Launch of Iranian oil trading hits wall
John Partridge – Globe and Mail.com Mach 14, 2006
As the nuclear standoff pitting Iran against the West continues, some conspiracy theorists are more focused on another plan that the Middle Eastern nation is pursuing.
But they are jumping the gun if they still figure Iran is within days of launching a new international oil exchange that would sell its own and other Middle Eastern oil producers' black gold in euros rather than U.S. dollars -- and which, the theory goes, could ultimately torpedo the greenback and the U.S. economy.
Despite repeated reports over the past 18 months or so that the planned bourse would finally open for business on March 20, 2006 -- and go head to head with the New York Mercantile Exchange and the ICE Futures Exchange in London -- the start date has been postponed by at least several months and maybe more than a year.
"In the middle of 2006, we are able to start the bourse," Mohammad Asemipur, special adviser on the project to Iran's Oil Minister, said when reached in Tehran. The plan is to trade petrochemical products first, with a crude oil contract coming last, a rollout that likely will take three years, he said.
"Oh, crikey, it's at a much earlier stage than people would think," said British consultant Chris Cook, who claims credit for coming up with the idea for the exchange in the first place and is a member of the consortium headed by the Tehran Stock Exchange that is charged with bringing the project to life.
"You can rest assured, there will not be a crude oil contract, Gulf-based, in my opinion, within a year -- and that would be really pushing it," Mr. Cook, a former director of ICE's predecessor, the International Petroleum Exchange, said when reached in Scotland.
The electronic exchange is to be located on Kish Island in the Persian Gulf, an Iranian duty- and tax-free zone.
There has been far less talk about the planned bourse in the mainstream media than on the Internet, particularly on websites aimed at gold bugs and other economic conspiracy theorists.
The theory is that all trades through the new bourse would be made in euros, not the U.S. dollar, which for decades has been the world's primary reserve currency, as well as the one in which oil and most other commodities have been priced. As a result, European nations and other countries, especially Middle East oil producers, tired of having to buy billions of now weakening greenbacks to pay for their energy purchases, would no longer have to do so.

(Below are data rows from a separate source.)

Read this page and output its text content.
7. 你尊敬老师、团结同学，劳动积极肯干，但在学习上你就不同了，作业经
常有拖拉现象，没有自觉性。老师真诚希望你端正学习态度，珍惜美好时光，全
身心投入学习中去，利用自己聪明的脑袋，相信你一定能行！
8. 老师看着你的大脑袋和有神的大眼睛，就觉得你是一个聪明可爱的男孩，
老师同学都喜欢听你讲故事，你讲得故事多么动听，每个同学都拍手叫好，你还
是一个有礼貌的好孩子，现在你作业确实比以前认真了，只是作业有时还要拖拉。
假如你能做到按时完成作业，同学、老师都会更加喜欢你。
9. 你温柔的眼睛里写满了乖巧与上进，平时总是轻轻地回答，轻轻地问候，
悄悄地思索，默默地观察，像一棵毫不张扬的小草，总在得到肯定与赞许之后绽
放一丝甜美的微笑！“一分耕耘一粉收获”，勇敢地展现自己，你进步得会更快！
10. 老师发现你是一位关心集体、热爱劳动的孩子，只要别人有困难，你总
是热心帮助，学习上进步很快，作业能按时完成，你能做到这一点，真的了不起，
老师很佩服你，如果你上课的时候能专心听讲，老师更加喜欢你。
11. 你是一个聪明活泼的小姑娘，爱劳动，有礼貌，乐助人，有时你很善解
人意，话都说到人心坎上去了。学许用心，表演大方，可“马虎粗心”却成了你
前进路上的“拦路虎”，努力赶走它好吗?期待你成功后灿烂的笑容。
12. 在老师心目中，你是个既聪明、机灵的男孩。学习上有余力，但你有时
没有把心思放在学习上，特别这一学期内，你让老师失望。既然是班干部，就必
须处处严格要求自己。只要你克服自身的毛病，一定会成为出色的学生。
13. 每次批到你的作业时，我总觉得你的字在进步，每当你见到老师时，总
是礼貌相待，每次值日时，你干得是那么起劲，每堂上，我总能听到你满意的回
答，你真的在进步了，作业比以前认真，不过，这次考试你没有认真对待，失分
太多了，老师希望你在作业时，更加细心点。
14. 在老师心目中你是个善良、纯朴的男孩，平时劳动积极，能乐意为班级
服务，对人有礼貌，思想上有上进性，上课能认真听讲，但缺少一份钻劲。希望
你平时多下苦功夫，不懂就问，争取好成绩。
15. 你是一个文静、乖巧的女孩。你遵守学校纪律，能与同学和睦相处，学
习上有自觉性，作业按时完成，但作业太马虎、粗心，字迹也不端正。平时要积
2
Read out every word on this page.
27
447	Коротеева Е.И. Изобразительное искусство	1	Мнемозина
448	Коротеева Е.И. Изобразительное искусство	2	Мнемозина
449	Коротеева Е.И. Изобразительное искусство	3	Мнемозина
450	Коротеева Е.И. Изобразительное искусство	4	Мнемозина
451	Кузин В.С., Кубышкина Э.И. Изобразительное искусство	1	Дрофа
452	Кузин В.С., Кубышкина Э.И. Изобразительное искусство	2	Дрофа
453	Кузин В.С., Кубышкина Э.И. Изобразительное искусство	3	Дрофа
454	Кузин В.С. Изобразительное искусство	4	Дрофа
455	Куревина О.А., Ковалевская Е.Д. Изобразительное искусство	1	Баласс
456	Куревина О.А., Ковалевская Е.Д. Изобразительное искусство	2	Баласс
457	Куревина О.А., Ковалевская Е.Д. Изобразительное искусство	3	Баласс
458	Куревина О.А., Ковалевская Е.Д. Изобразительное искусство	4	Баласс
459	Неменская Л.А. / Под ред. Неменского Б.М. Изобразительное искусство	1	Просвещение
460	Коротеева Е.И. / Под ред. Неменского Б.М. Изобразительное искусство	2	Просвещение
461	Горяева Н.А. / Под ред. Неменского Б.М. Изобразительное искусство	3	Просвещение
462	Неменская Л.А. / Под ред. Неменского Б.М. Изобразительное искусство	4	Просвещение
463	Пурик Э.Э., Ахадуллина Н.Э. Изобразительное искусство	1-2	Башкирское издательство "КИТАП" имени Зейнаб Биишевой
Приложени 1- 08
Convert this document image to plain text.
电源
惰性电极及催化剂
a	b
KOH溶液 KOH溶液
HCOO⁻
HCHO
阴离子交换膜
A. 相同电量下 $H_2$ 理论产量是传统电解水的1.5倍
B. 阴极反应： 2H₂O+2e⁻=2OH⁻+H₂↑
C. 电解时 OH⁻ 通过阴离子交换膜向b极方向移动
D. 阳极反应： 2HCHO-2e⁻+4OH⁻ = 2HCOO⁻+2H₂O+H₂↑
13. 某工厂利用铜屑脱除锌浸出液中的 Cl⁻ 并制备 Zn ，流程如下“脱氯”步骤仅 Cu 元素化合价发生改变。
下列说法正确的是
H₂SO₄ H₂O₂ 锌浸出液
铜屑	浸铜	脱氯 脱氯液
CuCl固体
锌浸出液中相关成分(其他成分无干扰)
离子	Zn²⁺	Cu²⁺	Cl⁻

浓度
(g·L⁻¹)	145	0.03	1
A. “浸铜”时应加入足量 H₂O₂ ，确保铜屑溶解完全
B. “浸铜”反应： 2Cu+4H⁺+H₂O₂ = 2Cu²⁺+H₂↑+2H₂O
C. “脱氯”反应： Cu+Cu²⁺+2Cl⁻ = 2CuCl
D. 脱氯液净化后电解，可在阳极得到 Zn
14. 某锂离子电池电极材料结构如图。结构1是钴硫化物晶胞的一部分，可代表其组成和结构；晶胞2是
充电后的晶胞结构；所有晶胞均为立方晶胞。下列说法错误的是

This, the conspiracy theorists contend, would knock the stuffing out of the U.S. currency and hasten the decline and fall of the American Empire, all the while allowing Iran to stick it to the Great Satan.
But, the theory continues, Washington will pre-empt all this by using Iran's nuclear ambitions as a pretext for attacking the country.
Kamal Daneshyar, chairman of Iran's Majlis [parliamentary] Energy Commission reportedly told the Iranian Students News Agency in December that the exchange would at first operate in both dollars and euros, but gradually move to the European currency exclusively. He was also quoted as saying that this would enable Iran to get even with the U.S. for the economic damages it has inflicted on the Islamic republic.
Dr. Asemipur, meanwhile, was noncommittal on the currency question, saying market participants, not the Iranian government, would make the decision. He also denied the planned bourse could harm the U.S. economy.
Mr. Cook dismissed the idea that Iran's goal is to use the bourse to sabotage the greenback. "I have a technical term for that," he said. "Bollocks!"
As for trading oil in euros, he said the Iranians likely would find it very difficult, at least in the next several years. "Basically, there aren't enough euros in circulation, and nor are there likely to be," he said.
Mr. Cook cited a recent article on Hong Kong-based Asia Times Online by William Engdahl, who specializes in the geopolitics of oil.
"For the euro to begin to challenge the reserve role of the U.S. dollar, a virtual revolution in policy would have to take place in Euroland," Mr. Engdahl wrote. "First the European Central Bank . . . would have to surrender power to elected legislators. It would then have to turn on the printing presses and print euros like there was no tomorrow."
A full challenge to the U.S. dollar as the world central bank reserve currency, Mr. Engdahl added later, would entail a "de facto declaration of war on the 'full-spectrum dominance' of the United States today," and that is something no country or group of countries is yet willing to launch.